Drought assistance from USDA for some Iowa farmers

The drought conditions are catching the attention of Iowa Governor Terry Branstad.

Branstad talked about how the drought is affecting his state during a stop in Fort Madison.

He said he remembers quite well the droughts that hit the Hawkeye state back in the 1980s and he wants to make sure assistance is available to those farmers who are getting hit hard by the dry conditions.

"Crop insurance will help, but we need to start at the local level as to assistance, move to the state level and finally see what help will be at the federal level for those farmers whose crops are under stress from the drought," Branstad said.

Besides the concern with the corn and soybean crops, Branstad said there is also concern with those producers who are raising livestock.

"I knew knew what to expect.
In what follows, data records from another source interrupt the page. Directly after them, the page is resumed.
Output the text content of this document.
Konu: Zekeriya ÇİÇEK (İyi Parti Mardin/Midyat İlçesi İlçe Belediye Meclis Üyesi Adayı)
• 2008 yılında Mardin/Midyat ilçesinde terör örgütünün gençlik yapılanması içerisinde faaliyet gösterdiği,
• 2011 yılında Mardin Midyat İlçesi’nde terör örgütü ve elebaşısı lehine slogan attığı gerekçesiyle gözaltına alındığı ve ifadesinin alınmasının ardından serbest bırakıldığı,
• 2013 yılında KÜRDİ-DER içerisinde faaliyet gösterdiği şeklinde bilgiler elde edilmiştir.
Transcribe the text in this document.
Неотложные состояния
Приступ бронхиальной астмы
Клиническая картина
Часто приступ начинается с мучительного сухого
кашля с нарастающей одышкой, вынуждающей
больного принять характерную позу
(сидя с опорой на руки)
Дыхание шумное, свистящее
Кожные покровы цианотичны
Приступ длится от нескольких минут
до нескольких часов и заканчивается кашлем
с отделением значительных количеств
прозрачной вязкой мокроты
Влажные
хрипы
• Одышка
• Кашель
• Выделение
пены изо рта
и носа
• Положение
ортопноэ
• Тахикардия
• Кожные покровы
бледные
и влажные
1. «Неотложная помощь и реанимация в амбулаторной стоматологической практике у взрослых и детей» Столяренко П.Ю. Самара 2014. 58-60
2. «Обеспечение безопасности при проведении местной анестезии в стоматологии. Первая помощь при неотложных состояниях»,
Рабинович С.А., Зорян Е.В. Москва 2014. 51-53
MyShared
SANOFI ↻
I was governor back in the 1980s when the drought hit in 83 and 88. The bigger picture is the price of corn and soybeans and how that is going to affect the cattle and hog farmers," Branstad said. He also made reference to the lack of a current federal farm bill that would also help some livestock producers during this drought.

As the governor was talking with the Rotary Club in Fort Madison, the U.S. Department of Agriculture issued a disaster declaration for the 10 Iowa counties that border the State of Missouri. That means those farmers will now be eligible to get low interest loans from the federal government as well as other assistance from the Farm Service Agency.

Branstad also said he's travelled the state for the last few weeks and that Eastern Iowa from Dubuque and Jackson counties as far south to Lee county, a majority crops are showing signs of stress due to the drought.